Ces phrases peuvent sembler anodines. Pourtant, lorsqu’elles se répètent suffisamment souvent, elles peuvent progressivement influencer la manière dont nous nous percevons, les décisions que nous prenons et parfois même ce que nous nous autorisons à essayer.


Nous avons tous des croyances sur nous-mêmes, sur les autres et sur le monde qui nous entoure. Certaines nous soutiennent et nous permettent d’avancer. D’autres peuvent, au contraire, devenir de véritables freins.


Le plus étonnant est que nous n’avons pas toujours conscience de leur présence. Une croyance peut être tellement familière que nous ne la considérons plus comme une pensée ou une interprétation, mais simplement comme une évidence.


« C’est comme ça, je suis comme ça. »


Et si certaines de ces certitudes n’étaient finalement que des conclusions construites au fil de notre histoire ?


Qu’est-ce qu’une croyance ?

Une croyance est une conviction que nous considérons comme vraie. Elle peut concerner notre personnalité, nos capacités, nos relations, le travail, l’argent, la réussite, l’amour ou encore la manière dont nous pensons devoir nous comporter.


Certaines croyances sont positives :

  • « Je suis capable d’apprendre. »

  • « J’ai le droit de me tromper. »

  • « Je peux demander de l’aide. »

Elles constituent alors des repères qui peuvent soutenir notre confiance et notre capacité à agir.


D’autres deviennent davantage limitantes :

  • « Je ne suis pas assez intelligente. »

  • « Je dois toujours être forte. »

  • « Si je dis non, on ne m’aimera plus. »

  • « Je ne mérite pas de réussir. »

On parle alors couramment de croyances limitantes, car elles peuvent influencer nos choix ou nos comportements d’une manière qui ne correspond plus nécessairement à nos besoins actuels.


Le problème n’est pas simplement d’avoir une pensée négative de temps en temps. Nous en avons tous.

Une croyance devient particulièrement importante lorsqu’elle agit comme une sorte de filtre à travers lequel nous interprétons ce que nous vivons.


Comment se construisent nos croyances ?

Nous ne naissons pas avec l’idée que nous sommes « mauvais en mathématiques », « trop sensibles » ou « incapables de parler devant les autres ». Ces représentations se construisent progressivement.


Notre enfance et notre adolescence constituent naturellement des périodes importantes d’apprentissage.

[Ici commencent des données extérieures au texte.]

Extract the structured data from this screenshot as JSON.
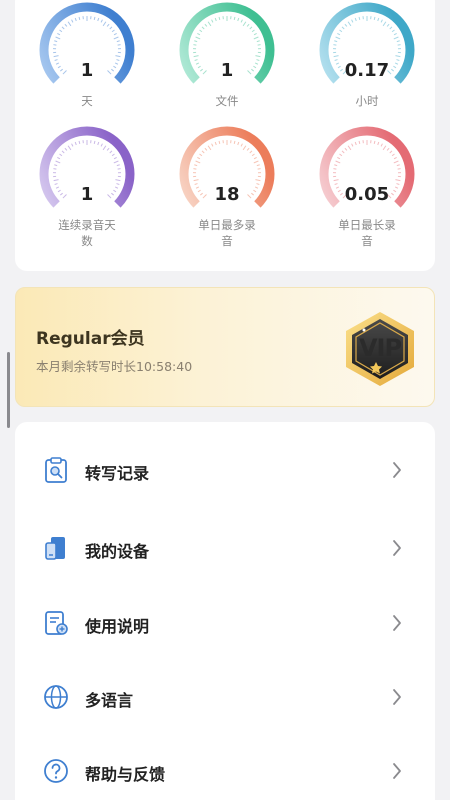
{
  "stats": [
    {
      "value": "1",
      "label": "天",
      "color_start": "#a9c9f0",
      "color_end": "#3f7fd0"
    },
    {
      "value": "1",
      "label": "文件",
      "color_start": "#b3ead8",
      "color_end": "#3fbf92"
    },
    {
      "value": "0.17",
      "label": "小时",
      "color_start": "#b6e1ef",
      "color_end": "#3fa8c8"
    },
    {
      "value": "1",
      "label": "连续录音天数",
      "color_start": "#d6c9ef",
      "color_end": "#8a63c8"
    },
    {
      "value": "18",
      "label": "单日最多录音",
      "color_start": "#f8d5c6",
      "color_end": "#ec7d5b"
    },
    {
      "value": "0.05",
      "label": "单日最长录音",
      "color_start": "#f6cfd3",
      "color_end": "#e46b74"
    }
  ],
  "vip": {
    "title": "Regular会员",
    "subtitle": "本月剩余转写时长10:58:40",
    "badge_text": "VIP"
  },
  "menu": [
    {
      "label": "转写记录",
      "icon": "transcript-record-icon"
    },
    {
      "label": "我的设备",
      "icon": "device-icon"
    },
    {
      "label": "使用说明",
      "icon": "manual-icon"
    },
    {
      "label": "多语言",
      "icon": "globe-icon"
    },
    {
      "label": "帮助与反馈",
      "icon": "help-icon"
    }
  ],
  "colors": {
    "accent_blue": "#3f7fd0",
    "vip_gold": "#f3c85a"
  }
}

Nous observons nos parents, nos enseignants, nos camarades et notre environnement.


Nous écoutons ce que l’on nous dit et tirons progressivement des conclusions de nos expériences. Un enfant qui entend régulièrement : « Fais attention, tu es maladroit ! » peut progressivement intégrer l’idée : « Je suis maladroit. » Un enfant particulièrement valorisé lorsqu’il obtient d’excellents résultats peut, dans certaines circonstances, développer l’idée : « Pour être apprécié, je dois réussir. » Une personne ayant vécu plusieurs expériences de rejet peut finir par penser : « Si je montre vraiment qui je suis, les autres vont partir. »


Cela ne signifie évidemment pas qu’une phrase entendue pendant l’enfance détermine toute notre vie. La construction de nos croyances est beaucoup plus complexe et dépend de nombreux facteurs : nos expériences répétées, notre tempérament, notre environnement, nos relations et la signification que nous avons donnée aux événements.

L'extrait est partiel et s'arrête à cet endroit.